Police send report on Air India bombing to prosecutors

VANCOUVER, British Columbia (AP) — Police have sent a long-awaited report to government prosecutors so they can assess whether charges will be filed in the terrorist bombing of an Air India jetliner in 1985.
All 329 people on board Air India Flight 182, including 280 Canadians, were killed when the plane, bound from Canada to London, blew up over the coast of Ireland.
The Royal Canadian Mounted Police has been hunting for the bombers since then, in what the force calls the most complex investigation of its history.
In a news release Thursday, the RCMP said the submission of the report to prosecutors does not mean the filing of charges is imminent. No time frame was set for the review process, and police declined to any details about their evidence.
The RCMP has faced repeated criticism from relatives of the victims who have complained the investigation has dragged on too long.
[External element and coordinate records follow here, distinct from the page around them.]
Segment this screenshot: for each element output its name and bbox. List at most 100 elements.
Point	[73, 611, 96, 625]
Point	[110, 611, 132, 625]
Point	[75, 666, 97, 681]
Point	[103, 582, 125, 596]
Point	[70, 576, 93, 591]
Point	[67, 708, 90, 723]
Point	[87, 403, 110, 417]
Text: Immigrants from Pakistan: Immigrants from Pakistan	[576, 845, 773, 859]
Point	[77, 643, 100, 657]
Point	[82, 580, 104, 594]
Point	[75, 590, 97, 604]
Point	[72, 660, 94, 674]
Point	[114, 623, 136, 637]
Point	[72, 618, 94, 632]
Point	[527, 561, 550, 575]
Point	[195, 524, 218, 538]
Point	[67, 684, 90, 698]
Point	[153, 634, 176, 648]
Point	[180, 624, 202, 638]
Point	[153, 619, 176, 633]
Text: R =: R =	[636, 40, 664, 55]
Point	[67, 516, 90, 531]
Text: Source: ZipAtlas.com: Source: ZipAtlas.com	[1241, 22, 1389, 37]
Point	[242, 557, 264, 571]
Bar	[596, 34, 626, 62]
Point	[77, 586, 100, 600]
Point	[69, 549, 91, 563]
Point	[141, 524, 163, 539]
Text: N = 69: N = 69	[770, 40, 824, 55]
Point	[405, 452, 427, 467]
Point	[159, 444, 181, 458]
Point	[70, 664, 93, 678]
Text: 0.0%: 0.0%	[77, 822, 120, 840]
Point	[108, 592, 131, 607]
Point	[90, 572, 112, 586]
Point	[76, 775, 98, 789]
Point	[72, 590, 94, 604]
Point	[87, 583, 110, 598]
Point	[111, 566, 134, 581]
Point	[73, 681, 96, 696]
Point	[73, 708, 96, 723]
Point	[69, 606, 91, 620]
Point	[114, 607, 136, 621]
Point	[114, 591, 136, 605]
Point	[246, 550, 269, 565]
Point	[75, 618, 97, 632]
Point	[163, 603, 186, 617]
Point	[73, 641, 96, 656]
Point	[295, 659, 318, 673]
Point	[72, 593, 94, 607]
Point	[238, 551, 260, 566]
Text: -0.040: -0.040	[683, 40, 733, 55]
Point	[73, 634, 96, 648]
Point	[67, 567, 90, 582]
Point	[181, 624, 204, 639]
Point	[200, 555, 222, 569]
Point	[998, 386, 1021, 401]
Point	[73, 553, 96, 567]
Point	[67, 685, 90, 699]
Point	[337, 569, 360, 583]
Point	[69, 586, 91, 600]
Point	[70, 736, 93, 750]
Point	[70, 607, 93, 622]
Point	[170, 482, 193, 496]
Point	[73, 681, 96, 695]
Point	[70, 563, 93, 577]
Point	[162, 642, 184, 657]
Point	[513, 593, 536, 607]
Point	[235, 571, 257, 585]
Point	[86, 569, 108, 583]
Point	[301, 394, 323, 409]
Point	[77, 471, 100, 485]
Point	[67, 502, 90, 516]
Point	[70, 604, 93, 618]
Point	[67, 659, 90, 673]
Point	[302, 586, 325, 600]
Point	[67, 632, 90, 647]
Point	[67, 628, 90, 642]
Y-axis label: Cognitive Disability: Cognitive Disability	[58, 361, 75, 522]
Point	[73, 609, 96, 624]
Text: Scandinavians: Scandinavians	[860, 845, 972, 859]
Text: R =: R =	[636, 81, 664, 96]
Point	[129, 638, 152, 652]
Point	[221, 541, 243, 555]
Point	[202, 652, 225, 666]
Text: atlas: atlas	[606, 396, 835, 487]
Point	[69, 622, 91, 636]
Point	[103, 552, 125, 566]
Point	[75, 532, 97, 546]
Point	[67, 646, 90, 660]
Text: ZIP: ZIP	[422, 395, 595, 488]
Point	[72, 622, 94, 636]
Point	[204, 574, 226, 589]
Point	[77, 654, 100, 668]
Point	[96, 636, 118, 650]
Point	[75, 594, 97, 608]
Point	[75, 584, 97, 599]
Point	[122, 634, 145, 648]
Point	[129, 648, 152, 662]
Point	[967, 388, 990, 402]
Police believe a group of Sikh separatists living in British Columbia planned to blow up two Air India jets as part of a terrorist campaign against the Indian government. The separatists were working to establish an independent Sikh homeland.
In June 1985, two bomb-laden suitcases were checked in for flights destined to connect with two Air India flights.
The first bomb exploded at Tokyo’s Narita airport, killing two baggage handlers who were unloading a Canadian Pacific flight from Vancouver. Less than an hour later, Flight 182 — which also originated in Vancouver — exploded.
Inderjit Singh Reyat, an electrician from Vancouver Island, is serving 10 years for manslaughter in connection with the Narita deaths. He has been identified as a suspect in the Flight 182 bombing.